Through its aim to see less pressure put on reduction fisheries to supply traditional marine raw materials like fishmeal and fish oil, the retailer is supportive of alternative feed ingredients like insect meal and algal oil being used in aquaculture. In the second half of 2019, it began revising its farmed salmon standards with targets focused on lowering the amount of wild-caught fish used in feeds. This has led to closer work with farmers and feed developers to support the scale-up of more sustainable ingredients.
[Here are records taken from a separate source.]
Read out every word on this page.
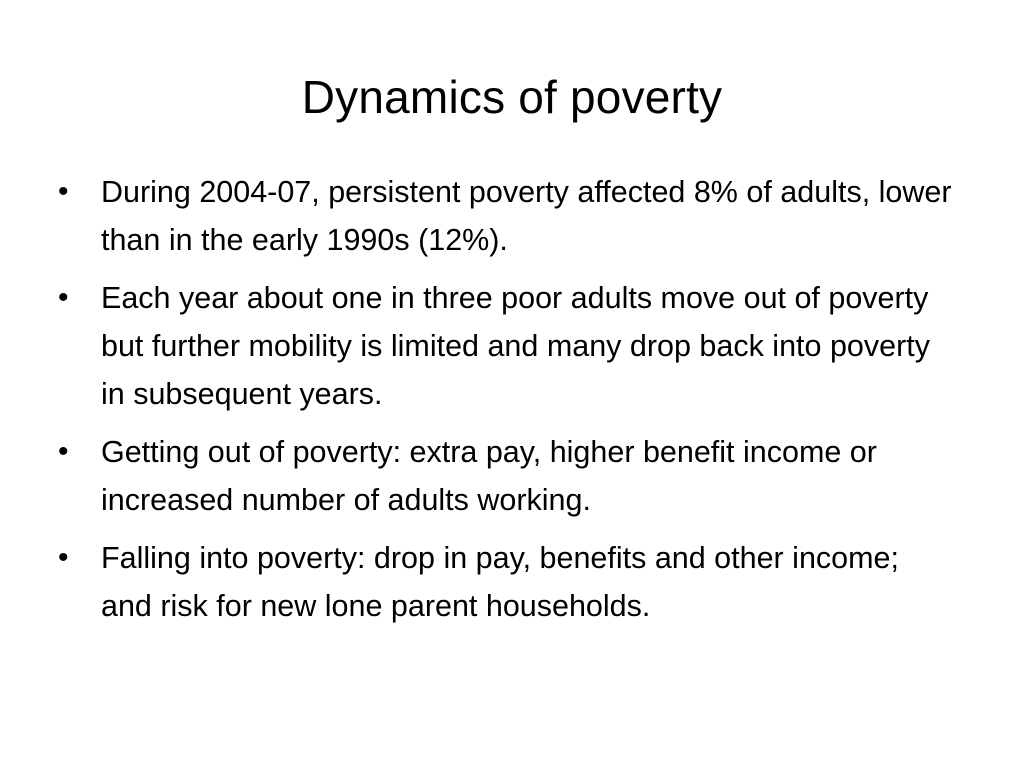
Dynamics of poverty
•	During 2004-07, persistent poverty affected 8% of adults, lower than in the early 1990s (12%).
•	Each year about one in three poor adults move out of poverty but further mobility is limited and many drop back into poverty in subsequent years.
•	Getting out of poverty: extra pay, higher benefit income or increased number of adults working.
•	Falling into poverty: drop in pay, benefits and other income; and risk for new lone parent households.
“Algal oil is a brilliant example of a step change in innovation. It can really drive business as a genuinely sustainable feed source, and it is fantastic to see a number of our producers start to experiment with it. The question is can we go harder and faster – how do we really scale this up?" Bolton said. "We also see that insect protein as a component of feed actually has much more potential and can grow quicker in aquaculture than in the meat sector, where it’s proving more difficult to make that technology work at the moment."

Seafood, Bolton said, could take inspiration from other areas of food production that find ways to use innovation to make jumps in production. 

“What we see in different areas of food production way outside of seafood is the hardest part to proving an innovation works is to make that jump. It’s a really big challenge and it takes bravery," he said. "But you nearly always find that those businesses who are at the forefront are the strongest in the long-term because of their understanding of the opportunities and the work that’s gone in to figuring out of how to make it work. I don’t see that seafood should be any different."

That need for seafood to make those step changes also means that there is plenty of opportunity, he added. 

“As an industry that’s ready to work together to make change, and to be at the very forefront of things, it’s a very exciting time for seafood – with a massive opportunity," Bolton said.  "We know at Tesco, we have a role in being part of that."